Independent news website and nightmare of Uzbek leader

16 Jun, 2005

If you believe the Uzbek authorities, nothing can possibly be worse for society than fergana.ru, the independent online news agency that first reported the brutal repression in Andijan last month - not even pornography. That, at least, is the gist of a warning posted on the door of an internet cafe in the Uzbek capital, Tashkent. "Logging onto pornographic websites is prohibited and punished by a fine of 5,000 soms" (4.4 dollars, 3.6 euros), the warning reads.
And, further down: "Logging onto political websites, such as ferghana.ru, is strictly prohibited and punished by a fine of 10,000 soms."
The loathing that Uzbek President Islam Karimov's hard-line regime has for the Moscow-based website, which mostly covers Uzbekistan, is understandable.
In spite of the authorities' tight grip on the local media, fergana.ru was the first news outlet to report that an armed insurrection had broken out on May 13 in Andijan, eastern Uzbekistan's main city in the volatile Fergana valley.
The rebels stormed Andijan's prison and freed 23 local businessmen who were being tried for allegedly spreading radical Islamist propaganda.
Fergana.ru was also the first medium to report that soldiers had opened fire on a peaceful crowd which had gathered on Andijan's main square.
Some of the people the soldiers shot at were chanting slogans against the regime. Others were protesting overwhelming poverty. Others still were just taking a stroll on the square.
And it was fergana.ru that first established that Andijan had been the scene of a full-scale massacre, quoting witnesses and reporting that hundreds of corpses had been carried out of the city in military trucks.
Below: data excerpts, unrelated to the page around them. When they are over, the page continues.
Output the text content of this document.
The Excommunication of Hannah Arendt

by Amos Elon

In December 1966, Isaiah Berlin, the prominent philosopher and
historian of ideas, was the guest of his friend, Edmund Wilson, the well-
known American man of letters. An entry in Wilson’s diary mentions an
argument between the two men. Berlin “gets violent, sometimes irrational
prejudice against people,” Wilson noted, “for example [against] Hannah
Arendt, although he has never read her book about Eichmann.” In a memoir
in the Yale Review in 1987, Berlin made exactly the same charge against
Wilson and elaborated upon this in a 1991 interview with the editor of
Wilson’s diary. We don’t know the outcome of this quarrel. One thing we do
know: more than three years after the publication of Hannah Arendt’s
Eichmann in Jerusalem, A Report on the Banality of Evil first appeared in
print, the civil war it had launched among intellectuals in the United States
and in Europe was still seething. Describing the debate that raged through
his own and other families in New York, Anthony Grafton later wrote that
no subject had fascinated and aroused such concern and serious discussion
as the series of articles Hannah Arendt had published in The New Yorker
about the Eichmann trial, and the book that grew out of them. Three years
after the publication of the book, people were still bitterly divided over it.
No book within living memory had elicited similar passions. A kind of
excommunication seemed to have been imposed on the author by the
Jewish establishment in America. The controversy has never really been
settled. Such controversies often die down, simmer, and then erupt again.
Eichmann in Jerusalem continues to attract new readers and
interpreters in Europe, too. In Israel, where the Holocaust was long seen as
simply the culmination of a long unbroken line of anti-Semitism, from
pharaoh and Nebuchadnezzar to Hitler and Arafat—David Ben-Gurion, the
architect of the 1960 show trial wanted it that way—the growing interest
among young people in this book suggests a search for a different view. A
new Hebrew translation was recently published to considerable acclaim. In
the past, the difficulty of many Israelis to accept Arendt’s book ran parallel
For three days, Russian television and radio stations aired countless reports from fergana.ru's correspondent in Andijan, Alexei Volosevich. Their own reporters had been barred from entering the city, which was cordoned off by the Uzbek police and military.
Such was the Uzbek authorities' fury against fergana.ru that the Pravda Vostoka official daily lambasted its "so-called journalists," prepared to "betray the motherland" in exchange for a little foreign money.
Ironically, the cause of all this bile is a distinctly unpretentious affair, operated by fewer than ten people, including four correspondents in Uzbekistan and one in Tajikistan. The others work out of Moscow and put out a website in three languages: Russian, English, and Uzbek.
Fergana.ru was founded by a Russian hailing from the Uzbek town of Fergana who moved to the Russian capital in 1989, 40-year-old Danyl Kislov.
Initially, it was not intended as a news outlet at all, let alone an opposition medium, said Kislov, who works as a documentalist and runs the website during his spare time.
"My original goal was not to create a news agency, or a political or opposition website," Kislov told AFP.
Fergana.ru began life as an online home page for Kislov, who still feels nostalgic about his homeland, where he says he left his heart.
Then, after Uzbek radical Islamists carried out attacks in Kyrgyzstan and abducted four Japanese geologists in 1999, Kislov started posting Russian newspaper articles on his website.
"I quickly realised the site commanded a growing interest and I decided to seek information myself," he said. The Russian information ministry granted fergana.ru its official license in 2001.
Apart from a 2,200 dollar grant from the Soros Foundation in 1999, which he used to buy a computer, Kislov said fergana.ru receives no foreign money and is entirely self-funded, running on a monthly budget of around 1,000 dollars.
From a modest 1,000 daily hits at its beginning, the website has grown to 10,000 hits a day, with a peak at 60,000 during the repression in Andijan, a period during which Kislov spent three days on end in front of his computer, allowing himself no sleep and hardly any time to eat.
While he is pleased with his success, Kislov is now worried that fergana.ru's new notoriety could put its Uzbekistan correspondents in harm's way.
"The journalists really are in the authorities's line of fire," he said.